Contact Kathleen Hawkins, social and cultural sciences administrative assistant, at 8-5500 to participate and for more information. The tree is sponsored by Marquette Volunteers.
The Office of International Education is requesting photos for its second annual International Photo Contest. The contest is open to the campus community to submit photos of travel and international education for the Facebook-based contest. First place receives a $50 gift card for the AMU, $30 for second place and $20 for third.
Photos can be submitted by e-mail using “Photo Contest” as the subject line and include name, Marquette affiliation, location of the photo and the inspiration for taking it.
Submissions will be accepted until Friday, Nov. 12 and judging will take place on OIE’s Study Abroad Facebook page Nov. 13-19. Votes can also be submitted by visiting the website to view the photos and e-mailing votes to Lauren Goodspeed, undergraduate in communication. Winners will be announced Nov. 19.

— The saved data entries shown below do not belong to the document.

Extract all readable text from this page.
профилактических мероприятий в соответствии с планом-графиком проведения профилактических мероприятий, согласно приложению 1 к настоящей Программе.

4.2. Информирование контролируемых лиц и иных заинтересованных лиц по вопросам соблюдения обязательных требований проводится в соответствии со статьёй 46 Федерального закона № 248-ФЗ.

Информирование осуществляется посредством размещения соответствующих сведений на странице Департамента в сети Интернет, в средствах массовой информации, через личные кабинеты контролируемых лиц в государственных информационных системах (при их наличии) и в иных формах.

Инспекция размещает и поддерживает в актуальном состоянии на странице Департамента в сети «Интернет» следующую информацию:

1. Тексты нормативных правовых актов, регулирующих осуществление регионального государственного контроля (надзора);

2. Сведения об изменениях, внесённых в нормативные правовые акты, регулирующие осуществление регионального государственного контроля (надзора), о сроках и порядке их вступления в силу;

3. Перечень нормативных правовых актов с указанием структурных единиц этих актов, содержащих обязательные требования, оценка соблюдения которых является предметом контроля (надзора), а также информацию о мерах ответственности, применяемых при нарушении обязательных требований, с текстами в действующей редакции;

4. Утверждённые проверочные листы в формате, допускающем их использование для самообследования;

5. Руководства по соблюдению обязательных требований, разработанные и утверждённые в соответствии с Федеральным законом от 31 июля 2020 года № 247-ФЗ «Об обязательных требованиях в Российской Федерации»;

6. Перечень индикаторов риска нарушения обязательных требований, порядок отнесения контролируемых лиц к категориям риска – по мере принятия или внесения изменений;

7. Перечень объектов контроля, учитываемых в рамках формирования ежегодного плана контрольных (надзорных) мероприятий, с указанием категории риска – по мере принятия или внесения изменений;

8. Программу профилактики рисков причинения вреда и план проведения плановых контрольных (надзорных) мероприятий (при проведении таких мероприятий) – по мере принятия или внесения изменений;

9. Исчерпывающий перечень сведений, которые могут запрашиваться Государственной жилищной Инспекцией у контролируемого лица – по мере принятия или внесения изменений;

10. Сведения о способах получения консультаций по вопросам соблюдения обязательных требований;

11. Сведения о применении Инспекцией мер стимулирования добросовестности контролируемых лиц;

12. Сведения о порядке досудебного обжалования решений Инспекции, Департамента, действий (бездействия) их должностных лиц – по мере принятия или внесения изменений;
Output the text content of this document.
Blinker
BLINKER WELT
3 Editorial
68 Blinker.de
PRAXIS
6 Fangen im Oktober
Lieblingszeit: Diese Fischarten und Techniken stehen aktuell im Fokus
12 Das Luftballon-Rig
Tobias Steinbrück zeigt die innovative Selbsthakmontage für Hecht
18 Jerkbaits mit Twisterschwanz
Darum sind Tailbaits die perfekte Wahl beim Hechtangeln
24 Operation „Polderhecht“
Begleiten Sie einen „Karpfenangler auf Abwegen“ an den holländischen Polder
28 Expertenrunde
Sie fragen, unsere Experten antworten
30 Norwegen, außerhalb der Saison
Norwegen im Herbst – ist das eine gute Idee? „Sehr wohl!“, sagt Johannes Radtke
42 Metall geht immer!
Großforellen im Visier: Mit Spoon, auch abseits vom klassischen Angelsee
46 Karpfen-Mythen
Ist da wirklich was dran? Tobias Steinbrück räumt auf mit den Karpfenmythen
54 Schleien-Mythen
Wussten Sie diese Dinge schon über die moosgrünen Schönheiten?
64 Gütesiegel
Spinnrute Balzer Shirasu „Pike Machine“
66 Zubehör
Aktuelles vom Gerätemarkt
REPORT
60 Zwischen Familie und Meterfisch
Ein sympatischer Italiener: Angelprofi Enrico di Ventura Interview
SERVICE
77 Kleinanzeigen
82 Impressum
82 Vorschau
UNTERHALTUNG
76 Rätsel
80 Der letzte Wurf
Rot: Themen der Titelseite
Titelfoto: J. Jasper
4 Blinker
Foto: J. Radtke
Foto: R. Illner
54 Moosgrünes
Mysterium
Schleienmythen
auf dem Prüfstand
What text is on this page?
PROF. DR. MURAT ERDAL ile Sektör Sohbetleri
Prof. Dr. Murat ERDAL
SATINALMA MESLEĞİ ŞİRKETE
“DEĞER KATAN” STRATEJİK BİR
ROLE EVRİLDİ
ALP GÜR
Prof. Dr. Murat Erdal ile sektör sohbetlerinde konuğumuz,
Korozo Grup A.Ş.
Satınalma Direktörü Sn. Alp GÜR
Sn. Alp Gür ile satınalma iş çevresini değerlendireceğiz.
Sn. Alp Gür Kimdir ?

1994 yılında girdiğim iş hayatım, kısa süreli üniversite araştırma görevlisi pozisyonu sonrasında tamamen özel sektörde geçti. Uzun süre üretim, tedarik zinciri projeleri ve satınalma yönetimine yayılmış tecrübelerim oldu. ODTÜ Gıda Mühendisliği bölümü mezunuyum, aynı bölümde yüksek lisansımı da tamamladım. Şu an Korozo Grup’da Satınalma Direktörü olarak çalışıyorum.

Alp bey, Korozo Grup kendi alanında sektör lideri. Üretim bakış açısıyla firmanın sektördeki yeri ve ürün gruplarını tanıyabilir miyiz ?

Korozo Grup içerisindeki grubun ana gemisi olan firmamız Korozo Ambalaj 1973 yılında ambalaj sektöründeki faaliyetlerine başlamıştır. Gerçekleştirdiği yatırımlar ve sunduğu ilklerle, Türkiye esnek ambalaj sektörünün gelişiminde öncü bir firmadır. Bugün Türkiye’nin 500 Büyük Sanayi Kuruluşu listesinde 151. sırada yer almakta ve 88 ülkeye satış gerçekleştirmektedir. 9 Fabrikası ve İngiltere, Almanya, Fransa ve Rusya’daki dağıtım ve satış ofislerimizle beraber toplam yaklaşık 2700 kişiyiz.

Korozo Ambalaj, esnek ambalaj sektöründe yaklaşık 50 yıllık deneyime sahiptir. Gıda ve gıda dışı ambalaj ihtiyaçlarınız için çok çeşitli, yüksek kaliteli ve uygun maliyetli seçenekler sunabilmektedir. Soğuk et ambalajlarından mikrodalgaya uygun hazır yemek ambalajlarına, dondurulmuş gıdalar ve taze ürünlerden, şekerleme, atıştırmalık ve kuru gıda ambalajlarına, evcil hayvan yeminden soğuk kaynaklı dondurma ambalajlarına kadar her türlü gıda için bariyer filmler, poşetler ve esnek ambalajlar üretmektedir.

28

By submitting photos, participants give consent to OIE to use the pictures in promotional material.
Colleges Against Cancer will host a bowling and dodgeball tournament, “Spare the Pair & Dodge for the Cause,” in support of the American Cancer Society on Sunday, Nov. 7, at the Union Sports Annex.
Bowling is from 1 p.m. to 3 p.m. for $4 per person and dodgeball from 3 p.m. to 5 p.m. for $16 for a team of eight.